Chicago wide receiver Alshon Jeffery (17) grabbed a 46-yard touchdown pass over Vikings cornerback Chris Cook (20), who was then ejected for contact with an official. “There are going to be times you get beat,” coach Leslie Frazier said. “You can’t let that stuff get to you.”
JERRY HOLT • email@example.com, Star Tribune
Vikings defense settles down after Cook's ejection
- Article by: Mark Craig
- Star Tribune
- December 1, 2013 - 11:29 PM
Vikings coach and former NFL cornerback Leslie Frazier had some choice words for current Vikings cornerback Chris Cook, whose troubled career hit another low point when he was ejected from Sunday’s game for pushing side judge Laird Hayes. Cook had just given up a 46-yard touchdown pass to receiver Alshon Jeffery with 5 minutes, 15 seconds left in Sunday’s 23-20 overtime win against the Bears at Mall of America Field.
“You’ve got to keep your composure, especially at the corner position,” Frazier said. “There are going to be times you get beat. You can’t let that stuff get to you. You’ve got to line up and play the next play.”
The Bears were facing a third-and-14 situation when quarterback Josh McCown launched a high-arcing ball into the front left corner of the end zone. Cook, who has yet to intercept a ball in 31 games over four seasons, was tracking the ball the entire time. But the 6-3 Jeffery timed his leap perfectly while the 6-2 Cook never left the ground.

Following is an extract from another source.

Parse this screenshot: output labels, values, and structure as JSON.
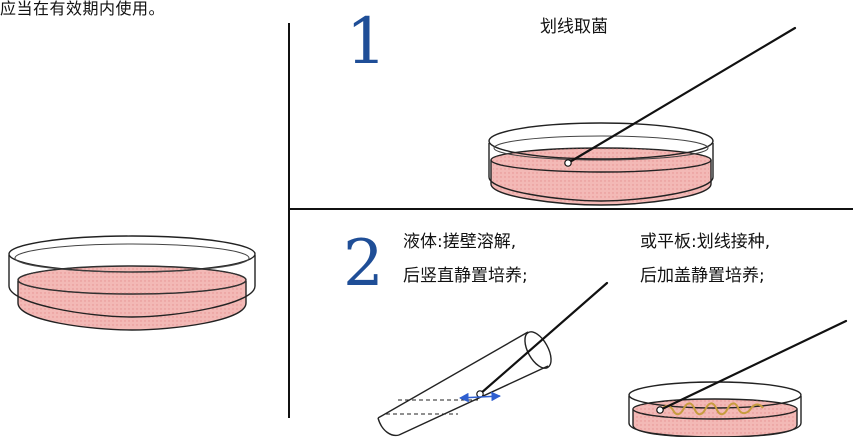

“We were in great shape, a ball you’ve got to knock away and we don’t knock it down,” Frazier said. “And they make a terrific catch and Chris ends up getting ejected.”
Cook, who had already left the locker room by the time reporters were allowed in, appeared to be upset two plays earlier on what he might have thought was offensive pass interference on an incomplete pass intended for Jeffery. Of course, he also had just been beaten for an 80-yard touchdown by Jeffery on the second play of the third quarter.

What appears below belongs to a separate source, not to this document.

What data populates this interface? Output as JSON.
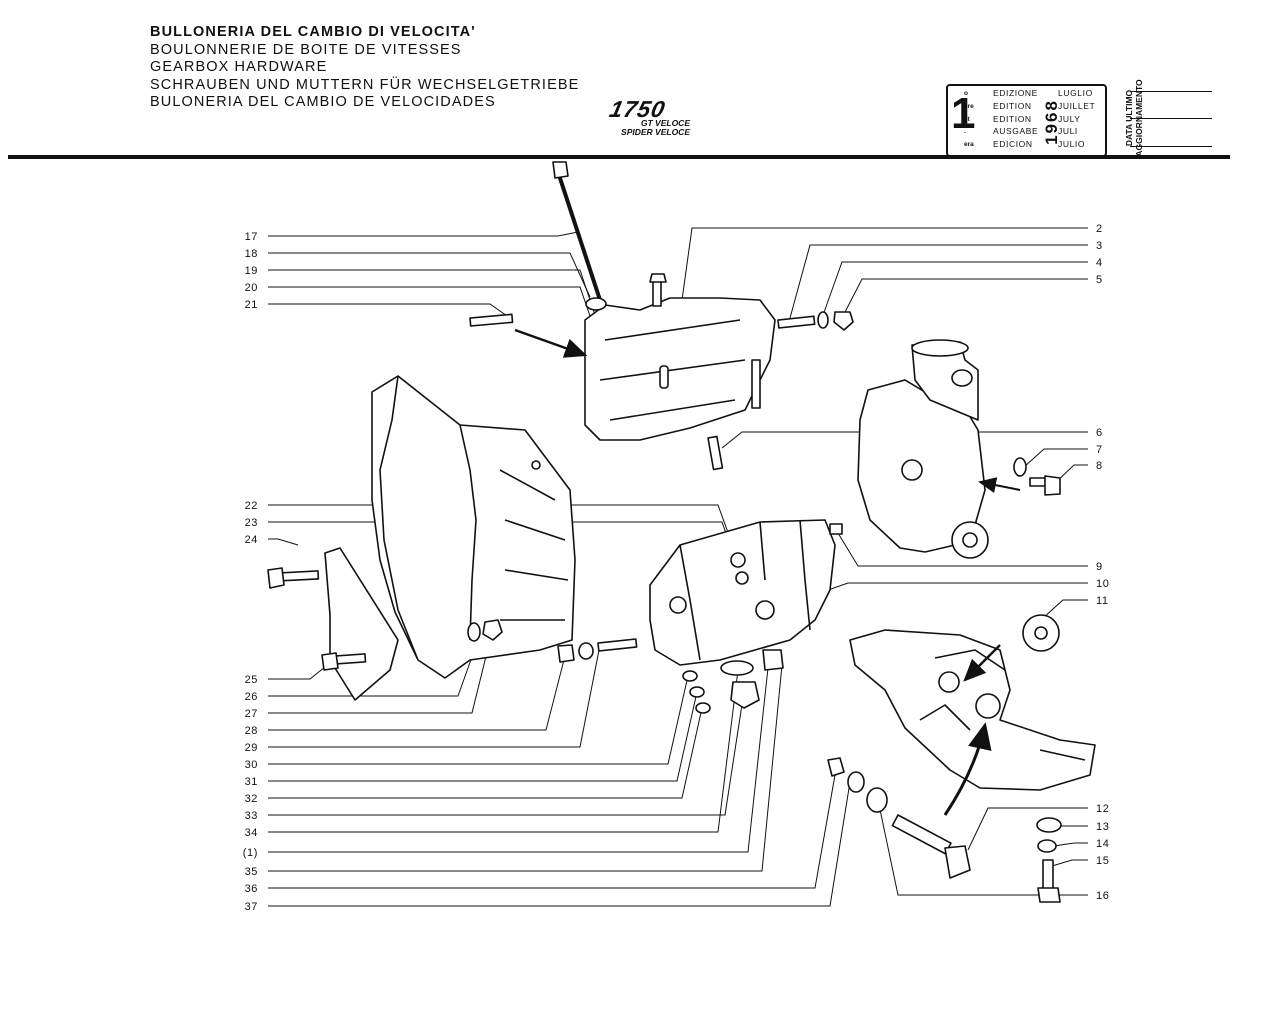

“I was just getting open and making plays,” said Jeffery, who finished with 12 catches for 249 yards and two touchdowns, primarily against Cook and rookie Xavier Rhodes.
Something else Frazier said also might have stung a bit for Cook, a second-round pick who has missed 29 games because of injuries and legal issues.
“After [Cook’s ejection], it seems like our guys settled down,” Frazier said.
So with the Bears leading 20-10, there became a heightened sense of urgency by a Vikings defense that was forced to play punt returner Marcus Sherels the rest of the game because of injuries and Wednesday’s release of backup A.J. Jefferson following his arrest on a domestic assault charge. Of course, the Bears also became increasingly conservative.
Mix the two together, and here’s what you get for the Bears’ final six possessions: punt, fumble, punt, missed field goal, punt, missed field goal. Quarterback Josh McCown finished with 355 yards passing, but only 76 of them came in the final 23 minutes — all of them after Cook was banished.
“We’re playing a lot of different people in the secondary a lot more snaps than we’d like to be playing them,” Frazier said. “But they were standing up and they were finding ways to hang in there.”